School work and specialised training is keeping highly touted Western Jets young gun Cameron Rayner firmly grounded ahead of November’s AFL national draft.
The explosive half-forward/midfielder has ticked all the boxes in a stellar junior career, with some of the draft forecasters predicting he will be selected with the first pick, or not long after.
Rayner is aware of the hype, he takes in the media coverage and sees the social media posts, but he knows it is all just background noise until draft night rolls around.
“The real people that are going to make the decisions are the recruiters and they keep their cards pretty close to their chest,” Rayner said.
“I’ve said from day one, I don’t care if I’m pick one or pick 100, I just want to make sure I’m on an AFL list.
“It’s good to see [the positive stories], but you just put your head back down and start working.”
Rayner has been successful from the moment he set foot on a football ground in the under-10s.
He kick-started his junior career with the Hillside Sharks – the club he identifies as home because of his family connection – winning “four or five” premierships at division 2 level, before crossing to Essendon Doutta Stars to play division 1, where he incredibly won two flags in a week.
“One was in the under-16s one week and then in the under-18s the week after,” Rayner said.

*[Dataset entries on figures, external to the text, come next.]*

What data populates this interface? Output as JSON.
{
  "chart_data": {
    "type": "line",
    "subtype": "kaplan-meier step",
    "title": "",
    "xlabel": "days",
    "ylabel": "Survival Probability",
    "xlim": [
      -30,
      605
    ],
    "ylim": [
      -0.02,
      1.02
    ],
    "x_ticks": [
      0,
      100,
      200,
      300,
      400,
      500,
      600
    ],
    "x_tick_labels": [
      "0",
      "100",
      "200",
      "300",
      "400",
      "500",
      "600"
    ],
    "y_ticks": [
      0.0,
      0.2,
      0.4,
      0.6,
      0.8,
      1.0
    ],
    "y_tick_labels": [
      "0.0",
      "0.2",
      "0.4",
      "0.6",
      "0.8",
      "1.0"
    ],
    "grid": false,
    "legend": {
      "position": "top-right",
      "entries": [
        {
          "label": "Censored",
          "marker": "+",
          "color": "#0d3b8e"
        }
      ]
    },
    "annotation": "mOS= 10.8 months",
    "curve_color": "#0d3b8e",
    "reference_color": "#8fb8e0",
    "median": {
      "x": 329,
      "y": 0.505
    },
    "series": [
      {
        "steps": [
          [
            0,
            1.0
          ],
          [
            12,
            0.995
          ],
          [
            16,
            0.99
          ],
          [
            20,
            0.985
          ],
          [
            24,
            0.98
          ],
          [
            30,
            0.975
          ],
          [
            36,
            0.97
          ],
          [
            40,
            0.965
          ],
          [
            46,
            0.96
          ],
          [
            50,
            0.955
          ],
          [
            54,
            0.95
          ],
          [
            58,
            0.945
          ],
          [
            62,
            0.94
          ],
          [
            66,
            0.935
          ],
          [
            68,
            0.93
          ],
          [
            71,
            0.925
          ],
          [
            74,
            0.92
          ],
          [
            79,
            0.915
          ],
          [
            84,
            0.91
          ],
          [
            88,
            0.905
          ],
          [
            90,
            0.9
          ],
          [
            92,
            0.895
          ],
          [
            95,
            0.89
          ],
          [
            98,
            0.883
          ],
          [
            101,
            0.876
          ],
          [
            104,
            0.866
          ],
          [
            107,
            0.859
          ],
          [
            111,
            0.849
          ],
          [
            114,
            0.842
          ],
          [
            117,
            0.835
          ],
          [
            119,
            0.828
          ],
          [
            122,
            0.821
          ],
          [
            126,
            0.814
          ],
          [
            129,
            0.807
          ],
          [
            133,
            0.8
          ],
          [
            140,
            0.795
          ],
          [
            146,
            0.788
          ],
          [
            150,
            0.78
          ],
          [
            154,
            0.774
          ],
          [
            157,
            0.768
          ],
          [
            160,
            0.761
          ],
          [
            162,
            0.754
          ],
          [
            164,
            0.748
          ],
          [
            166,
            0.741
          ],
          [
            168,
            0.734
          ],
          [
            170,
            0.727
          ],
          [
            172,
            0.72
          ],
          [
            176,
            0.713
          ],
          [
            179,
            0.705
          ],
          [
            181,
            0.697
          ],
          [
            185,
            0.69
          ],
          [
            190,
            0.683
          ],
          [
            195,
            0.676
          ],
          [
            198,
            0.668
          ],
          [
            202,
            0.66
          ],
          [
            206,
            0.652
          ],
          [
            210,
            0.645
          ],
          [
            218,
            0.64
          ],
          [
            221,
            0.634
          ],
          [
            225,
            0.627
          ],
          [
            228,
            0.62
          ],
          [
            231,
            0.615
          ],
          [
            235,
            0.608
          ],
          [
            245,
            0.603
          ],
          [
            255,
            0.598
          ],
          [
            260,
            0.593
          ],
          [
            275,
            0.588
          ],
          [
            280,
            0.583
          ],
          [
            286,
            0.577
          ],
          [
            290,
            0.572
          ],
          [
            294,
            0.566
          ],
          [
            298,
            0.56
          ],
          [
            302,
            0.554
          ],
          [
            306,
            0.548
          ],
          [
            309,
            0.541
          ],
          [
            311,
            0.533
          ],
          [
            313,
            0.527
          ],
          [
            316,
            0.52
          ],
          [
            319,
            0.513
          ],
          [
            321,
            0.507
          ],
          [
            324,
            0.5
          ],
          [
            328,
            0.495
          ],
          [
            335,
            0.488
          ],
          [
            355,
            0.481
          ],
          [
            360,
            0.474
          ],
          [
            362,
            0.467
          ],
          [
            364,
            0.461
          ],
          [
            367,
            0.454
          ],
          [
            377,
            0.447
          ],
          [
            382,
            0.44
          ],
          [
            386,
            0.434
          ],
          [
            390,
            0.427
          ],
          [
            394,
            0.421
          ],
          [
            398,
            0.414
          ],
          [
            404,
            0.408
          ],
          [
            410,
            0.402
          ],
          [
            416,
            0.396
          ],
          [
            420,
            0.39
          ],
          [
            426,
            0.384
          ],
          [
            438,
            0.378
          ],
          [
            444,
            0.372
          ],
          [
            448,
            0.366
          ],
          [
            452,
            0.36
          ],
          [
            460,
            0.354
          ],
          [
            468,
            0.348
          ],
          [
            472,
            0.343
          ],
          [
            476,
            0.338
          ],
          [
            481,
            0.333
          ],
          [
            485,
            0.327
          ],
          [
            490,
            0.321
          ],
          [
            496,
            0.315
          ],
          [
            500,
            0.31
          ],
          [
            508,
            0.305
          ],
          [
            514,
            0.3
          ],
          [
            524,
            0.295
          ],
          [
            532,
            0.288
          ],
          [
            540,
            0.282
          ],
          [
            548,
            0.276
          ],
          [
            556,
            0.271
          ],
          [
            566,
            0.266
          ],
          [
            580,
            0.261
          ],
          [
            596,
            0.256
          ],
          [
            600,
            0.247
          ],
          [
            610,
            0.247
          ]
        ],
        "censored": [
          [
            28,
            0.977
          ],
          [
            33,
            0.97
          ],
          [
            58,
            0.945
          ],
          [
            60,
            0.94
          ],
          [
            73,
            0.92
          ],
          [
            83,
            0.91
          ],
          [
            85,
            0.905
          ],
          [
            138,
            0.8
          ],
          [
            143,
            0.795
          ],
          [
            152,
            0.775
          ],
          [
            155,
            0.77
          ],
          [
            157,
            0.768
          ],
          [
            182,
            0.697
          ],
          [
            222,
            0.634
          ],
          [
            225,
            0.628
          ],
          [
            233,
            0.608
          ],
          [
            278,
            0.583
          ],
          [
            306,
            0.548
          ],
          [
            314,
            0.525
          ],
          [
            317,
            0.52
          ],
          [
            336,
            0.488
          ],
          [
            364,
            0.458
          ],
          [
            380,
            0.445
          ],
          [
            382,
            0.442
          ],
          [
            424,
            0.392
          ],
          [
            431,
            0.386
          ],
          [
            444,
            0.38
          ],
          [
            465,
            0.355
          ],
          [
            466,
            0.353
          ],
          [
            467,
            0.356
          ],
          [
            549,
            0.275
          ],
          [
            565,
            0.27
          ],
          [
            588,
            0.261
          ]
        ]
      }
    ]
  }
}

“To win two in a couple of weeks was awesome.”
Rayner was identified as a top prospect from a young age.
The 17-year-old got his first major break as a half-back flanker in the Victorian schoolboys team and has made every post a winner since.
He has starred for the Jets in the TAC Cup, dominated in the Big V for Vic Metro at the under-18 national championships and represented the NAB AFL Academy with aplomb on interstate and overseas tours.
It seems a fait accompli that Rayner will be on an AFL list next season.
One of the driving forces for Rayner was missing out on the first intake of players for the NAB AFL Academy.
“In the 16s year, I didn’t make it in the first intake, so I made a bit of a note to myself of making sure I can push forward and try and get in the next year, so when I got selected for that, I was over the moon,” he said.
“I got to go to America and Darwin and got to know all the boys, they’ve all had awesome years … so I loved being part of the academy.”
Born in 1999, Rayner did not grow up in a state of origin era, but he is fully aware of what the Big V represents.
Honoured by the Vic Metro call-up, Rayner did not let the chance go to waste, being one of the side’s most influential players in a title-winning team, earning rave reviews and All Australian honours.
“The feeling of pulling on the Big V jumper before the game is unbelievable, you can’t really describe it,” Rayner said.
“Obviously winning the championship was just a bonus, but whenever you get the chance to play for Victoria, you’ve got to make the most of it and I reckon everyone in that team did this year.
“The boys in that Vic Metro team were all grouse to be around. I loved every minute of that.”
Rayner split his time with the Western Jets and Penleigh and Essendon Grammar School this season.
The Sydenham resident regrets not playing more games for the Jets because the side finally realised its potential late in the season when it was too late to play in the finals, but was equally as thrilled to play alongside school mates for PEGS.
Rayner is the September nominee for the Don Deeble Rising Star award.
The award, hosted by the Sunshine Western Region Sports Club and
Star Weekly, recognises youth athletes from the western suburbs who have achieved outstanding results at state and or national levels.
Rayner will receive $1000, donated by the Yarraville Club Cricket Club. He will also receive other prizes to assist him in achieving his sporting goals in what promises to be a great career.